The Complete Rabbit Care Guide
"Discover Everything You Need To Know About Your Pet Rabbit!"
by Andrea Austin

Previous Rabbit Guide Page (34)


Myxomatosis vaccines can be administered to rabbits beginning at 6 weeks. Thereafter, rabbits should get an annual booster shot.

VHD vaccine can be administered starting at 10 weeks. Again, the rabbit should get a booster shot annually.

It is important to note that both vaccines should not be given at the same time. Rather, they should be spaced out, with at least half a month in between vaccinations.


Teeth

As I have mentioned, rabbits teeth grow continually throughout their lives, and its important to pay attention to your pets dental health to ensure nothing goes awry. Keep your rabbits mouth healthy by feeding him a healthy diet, with plenty of chewy substances to help grind down the teeth (hay, chew toys, etc.).

Take your rabbit in for a yearly dental checkup to ensure that his mouth stays healthy and to avoid dental disease from occurring in the future.

Have your vet trim your pets teeth regularly, and perhaps even show you how to do it yourself. If you do the trim on your own, be very cautious, as improper trimming can cause serious problems.

Malocclusion, or a misalignment of the teeth, can be quite problematic, preventing the rabbit from eating properly. If untreated, a rabbit with a malocclusion may starve to death. If you see that your pets teeth are misaligned (if the top row of incisors is not fully in front of the bottom incisors), consult your vet.


Hairballs

Rabbits shed, and they also like to chew. The combination of the two factors can result in hairballs, an accumulation of hair in the stomach. This is especially problematic for rabbits with long hair.

You can help prevent this issue by brushing or combing your pets coat regularly, which removes excess hair so that your rabbit does not ingest it. Also, a healthy diet with plenty of roughage will help keep the intestinal tract clean.


Surgeries

Rabbits may have to undergo a number of surgeries, including common procedures like neutering and spaying. Ironically, some of the worst effects of surgeries can come from improper preparations or post-operative care, not from the surgery itself.
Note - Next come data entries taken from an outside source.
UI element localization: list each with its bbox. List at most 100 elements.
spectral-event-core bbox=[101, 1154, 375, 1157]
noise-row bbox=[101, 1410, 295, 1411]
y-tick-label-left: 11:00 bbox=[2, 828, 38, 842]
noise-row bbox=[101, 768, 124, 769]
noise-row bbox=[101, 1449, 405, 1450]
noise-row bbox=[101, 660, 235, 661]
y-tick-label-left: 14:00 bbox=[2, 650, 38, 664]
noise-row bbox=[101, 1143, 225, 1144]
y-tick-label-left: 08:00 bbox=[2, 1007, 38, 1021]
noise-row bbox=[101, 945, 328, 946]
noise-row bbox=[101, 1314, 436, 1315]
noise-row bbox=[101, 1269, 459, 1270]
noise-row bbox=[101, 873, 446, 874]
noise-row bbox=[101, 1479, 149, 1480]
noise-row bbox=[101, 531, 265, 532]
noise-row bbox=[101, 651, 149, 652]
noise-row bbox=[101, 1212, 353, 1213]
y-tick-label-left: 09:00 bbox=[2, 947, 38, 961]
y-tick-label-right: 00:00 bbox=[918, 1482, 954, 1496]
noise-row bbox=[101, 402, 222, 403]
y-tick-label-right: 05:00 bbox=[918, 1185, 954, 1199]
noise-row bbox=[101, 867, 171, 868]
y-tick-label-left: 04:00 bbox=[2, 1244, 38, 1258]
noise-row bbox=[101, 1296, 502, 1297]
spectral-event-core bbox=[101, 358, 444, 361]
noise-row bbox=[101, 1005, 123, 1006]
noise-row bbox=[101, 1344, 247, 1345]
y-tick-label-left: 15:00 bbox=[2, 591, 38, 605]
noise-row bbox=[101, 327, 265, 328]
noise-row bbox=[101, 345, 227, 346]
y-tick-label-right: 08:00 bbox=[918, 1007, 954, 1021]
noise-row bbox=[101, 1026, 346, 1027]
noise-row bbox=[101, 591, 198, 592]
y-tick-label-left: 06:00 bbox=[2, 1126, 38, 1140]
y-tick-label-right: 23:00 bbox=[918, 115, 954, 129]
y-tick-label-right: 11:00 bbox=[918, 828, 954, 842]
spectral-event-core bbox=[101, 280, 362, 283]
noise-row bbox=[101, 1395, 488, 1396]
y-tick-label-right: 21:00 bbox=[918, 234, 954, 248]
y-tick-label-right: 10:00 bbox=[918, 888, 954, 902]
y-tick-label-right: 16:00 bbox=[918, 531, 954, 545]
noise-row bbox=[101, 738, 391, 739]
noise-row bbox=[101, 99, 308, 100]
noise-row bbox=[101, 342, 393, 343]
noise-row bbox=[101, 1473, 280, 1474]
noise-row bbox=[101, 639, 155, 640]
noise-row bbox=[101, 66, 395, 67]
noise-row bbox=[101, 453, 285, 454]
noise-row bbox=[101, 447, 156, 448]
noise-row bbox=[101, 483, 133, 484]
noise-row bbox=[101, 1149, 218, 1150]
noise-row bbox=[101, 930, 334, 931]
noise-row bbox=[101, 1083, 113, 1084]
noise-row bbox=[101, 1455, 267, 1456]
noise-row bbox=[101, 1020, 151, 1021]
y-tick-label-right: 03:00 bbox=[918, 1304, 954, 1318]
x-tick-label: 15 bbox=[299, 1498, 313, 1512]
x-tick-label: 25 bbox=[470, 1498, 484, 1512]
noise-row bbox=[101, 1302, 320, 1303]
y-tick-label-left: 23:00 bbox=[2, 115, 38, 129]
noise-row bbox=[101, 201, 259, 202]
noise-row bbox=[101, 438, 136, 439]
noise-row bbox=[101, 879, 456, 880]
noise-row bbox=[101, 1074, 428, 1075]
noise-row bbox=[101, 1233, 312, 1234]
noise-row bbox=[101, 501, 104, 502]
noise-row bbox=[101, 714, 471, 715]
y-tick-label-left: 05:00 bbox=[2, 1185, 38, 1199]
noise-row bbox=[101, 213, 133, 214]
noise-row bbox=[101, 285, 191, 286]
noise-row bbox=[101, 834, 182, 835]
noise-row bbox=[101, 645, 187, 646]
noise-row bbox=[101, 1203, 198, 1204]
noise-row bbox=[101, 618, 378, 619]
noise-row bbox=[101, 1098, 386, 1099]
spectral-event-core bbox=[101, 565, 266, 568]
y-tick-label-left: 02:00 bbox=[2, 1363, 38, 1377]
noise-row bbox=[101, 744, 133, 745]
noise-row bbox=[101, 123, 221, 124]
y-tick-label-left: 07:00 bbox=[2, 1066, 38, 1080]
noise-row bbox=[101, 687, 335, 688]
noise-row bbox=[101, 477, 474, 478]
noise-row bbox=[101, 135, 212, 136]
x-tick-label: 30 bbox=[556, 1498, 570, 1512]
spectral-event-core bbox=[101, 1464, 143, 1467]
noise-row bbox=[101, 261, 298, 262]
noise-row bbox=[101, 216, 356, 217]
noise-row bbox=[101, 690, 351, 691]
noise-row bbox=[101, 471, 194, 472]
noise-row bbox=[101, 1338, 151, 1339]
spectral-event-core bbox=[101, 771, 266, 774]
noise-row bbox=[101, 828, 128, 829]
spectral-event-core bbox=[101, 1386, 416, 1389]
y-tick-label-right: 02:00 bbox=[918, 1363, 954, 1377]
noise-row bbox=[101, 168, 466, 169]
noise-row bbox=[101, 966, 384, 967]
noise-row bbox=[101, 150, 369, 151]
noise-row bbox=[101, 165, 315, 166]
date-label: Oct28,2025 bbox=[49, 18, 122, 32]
Some vets who do not know better will recommend that you do not feed your rabbit for a day before the surgery. This may sound normal to you, since this is what is commonly recommended for humans in the same situation. But, in fact, this is very dangerous for rabbits! I have already mentioned how sensitive rabbits are to changes in routine, including dietary routine. If you starve your pet in preparation for surgery, he may experience intestinal discomfort, and that could cause complications later on.

After the surgery has been completed, your rabbit may be sulky or reluctant to get back to normal eating habits. Be gentle and try to get him back on schedule right away. Encourage him to eat, offering treats if necessary. If a rabbit does not eat for a few days, it could be fatal, so call your vet if your rabbit does not get back to a normal eating schedule quickly (two days at the absolute most).